West Perry High School students may choose to attend Cumberland Perry Area Vocational Technical School which is located in Mechanicsburg, Pennsylvania. CPAVTA provides training in the: construction and mechanical trades, culinary arts, health aids, computer technical careers and other fields. Students may also attend Capital Area Online Learning Association (CAOLA) online education programs. The service is operated by the CAIU15. The Capital Area Intermediate Unit IU15 also provides West Perry School District with a wide variety of services, like: specialized education for disabled students; hearing, speech and visual disability services and professional development for staff and faculty.

==History==
On July 1, 1964, three Perry County school systems (Green Park Union, Perry Joint, and Blain Union) consolidated into the West Perry School District. West Perry High School, located in Green Park, Pennsylvania, had served as Green Park Union High School. Green and white were selected as West Perry's colors because at the time of the consolidation, Green Park Union (whose colors were green and white) had just purchased new band uniforms and the district did not want to replace them. The current West Perry Middle School opened in 1967 as Green Park Elementary; a transfer of functions with the old middle school (now New Bloomfield Elementary) took place with the 2001–2002 academic year.

==Extracurriculars==
West Perry School District schools offer a wide variety of clubs, activities and an extensive sports program.
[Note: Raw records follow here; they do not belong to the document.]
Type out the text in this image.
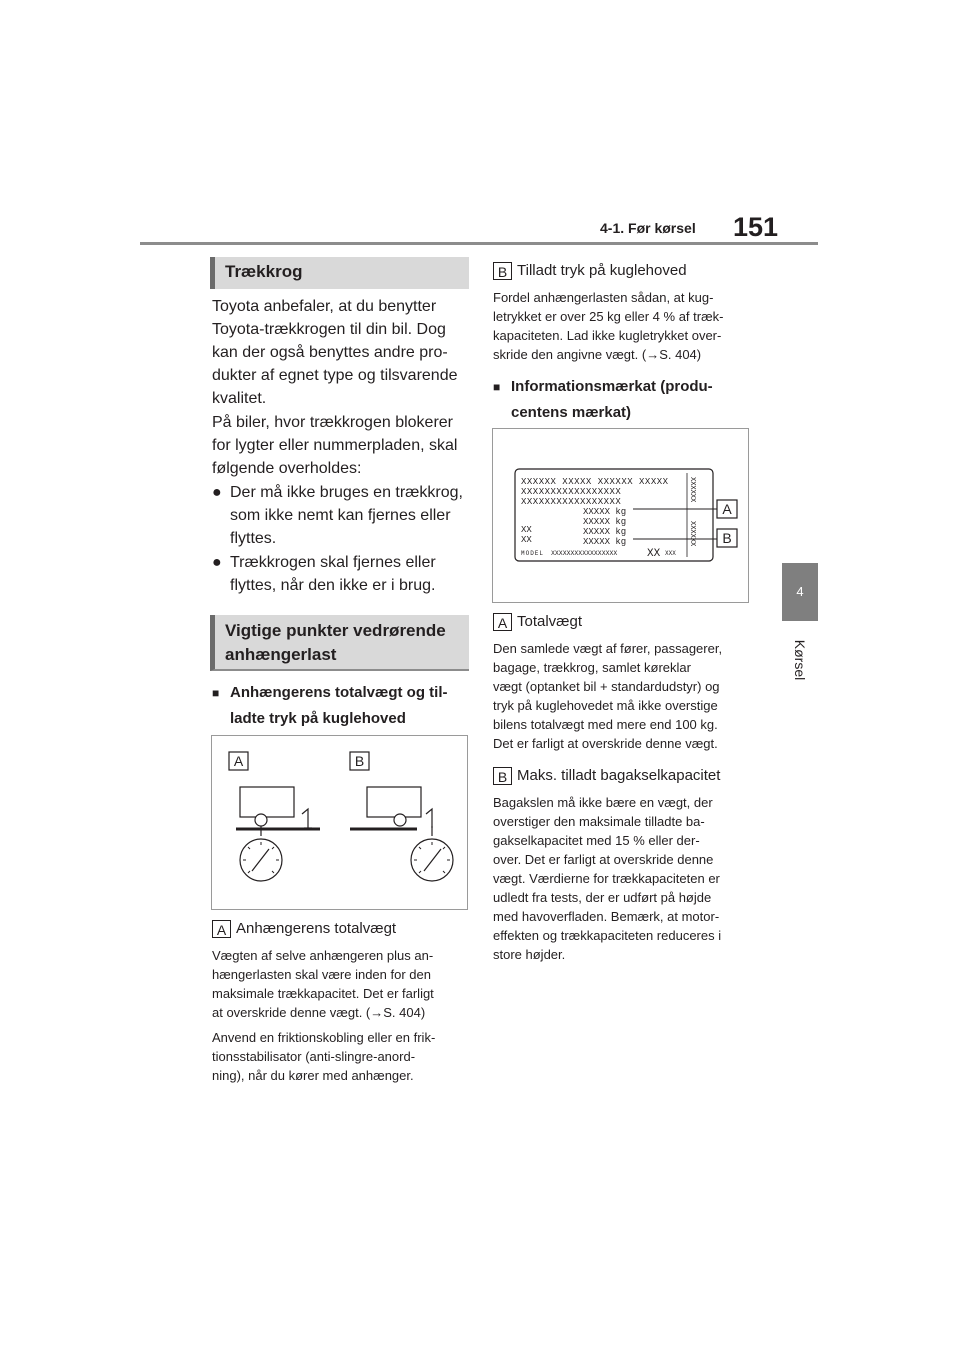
4-1. Før kørsel 151
4
Kørsel
Trækkrog
Toyota anbefaler, at du benytter
Toyota-trækkrogen til din bil. Dog
kan der også benyttes andre pro-
dukter af egnet type og tilsvarende
kvalitet.
På biler, hvor trækkrogen blokerer
for lygter eller nummerpladen, skal
følgende overholdes:
● Der må ikke bruges en trækkrog,
som ikke nemt kan fjernes eller
flyttes.
● Trækkrogen skal fjernes eller
flyttes, når den ikke er i brug.
Vigtige punkter vedrørende
anhængerlast
■ Anhængerens totalvægt og til-
ladte tryk på kuglehoved
A	B
A Anhængerens totalvægt
Vægten af selve anhængeren plus an-
hængerlasten skal være inden for den
maksimale trækkapacitet. Det er farligt
at overskride denne vægt. (→S. 404)
Anvend en friktionskobling eller en frik-
tionsstabilisator (anti-slingre-anord-
ning), når du kører med anhænger.
B Tilladt tryk på kuglehoved
Fordel anhængerlasten sådan, at kug-
letrykket er over 25 kg eller 4 % af træk-
kapaciteten. Lad ikke kugletrykket over-
skride den angivne vægt. (→S. 404)
■ Informationsmærkat (produ-
centens mærkat)
XXXXXX XXXXX XXXXXX XXXXX
XXXXXXXXXXXXXXXXX
XXXXXXXXXXXXXXXXX
XXXXX kg
XXXXX kg
XXXXX kg
XXXXX kg
XX
XX
MODEL XXXXXXXXXXXXXXXXX	XX XXX
XXXXXX
XXXXXX
A
B
A Totalvægt
Den samlede vægt af fører, passagerer,
bagage, trækkrog, samlet køreklar
vægt (optanket bil + standardudstyr) og
tryk på kuglehovedet må ikke overstige
bilens totalvægt med mere end 100 kg.
Det er farligt at overskride denne vægt.
B Maks. tilladt bagakselkapacitet
Bagakslen må ikke bære en vægt, der
overstiger den maksimale tilladte ba-
gakselkapacitet med 15 % eller der-
over. Det er farligt at overskride denne
vægt. Værdierne for trækkapaciteten er
udledt fra tests, der er udført på højde
med havoverfladen. Bemærk, at motor-
effekten og trækkapaciteten reduceres i
store højder.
Eligibility for participation is determined by school board policies.

===Athletics===
West Perry's 1989 football team was the last undefeated team in Pennsylvania not to make the state playoffs, a distinction that the school may hold forever since the playoff format has been massively expanded since. Ten years later the football team, led by future University of Georgia and Baltimore Ravens running back Musa Smith, became the first squad in school history to make the post-season. The team faced the Central York Panthers in the first round of the playoffs, winning by a score of 42–0, making the Panthers the eighth team that season the Mustangs had forced the "mercy rule" upon. In the second game, the district finals, the Mustangs faced the Manheim Central Barons (winners of the 10 previous District 3 AAA championships) and were not so fortunate, losing 28–21 with the game ending as West Perry reached the opponent's 1-yard line.

The West Perry baseball team won consecutive state AA titles in 1979 and 1980. The West Perry boys basketball team reached the state AAA semi-finals in 2006. The West Perry Field Hockey team captured the 2024 PIAA Class 1A state championship.

The district funds:

- Boys
- Baseball - AAA
- Basketball- AAA
- Cross Country - AA
- Football - AAA
- Soccer - AA
- Track and Field - AAA
- Wrestling - AAA

- Girls
- Basketball - AAA
- Cheer - AAAA (added 2014)
- Cross Country - AA
- Field Hockey - AA
- Soccer (Fall) - AA
- Softball - AAA
- Track and Field - AAA
- Volleyball - AA

- Middle School Sports

- Boys
- Basketball
- Football
- Soccer
- Track and Field
- Wrestling

- Girls
- Basketball
- Field Hockey
- Soccer (Fall)
- Track and Field
- Volleyball

According to PIAA directory July 2014 The Schools are in PIAA District 3.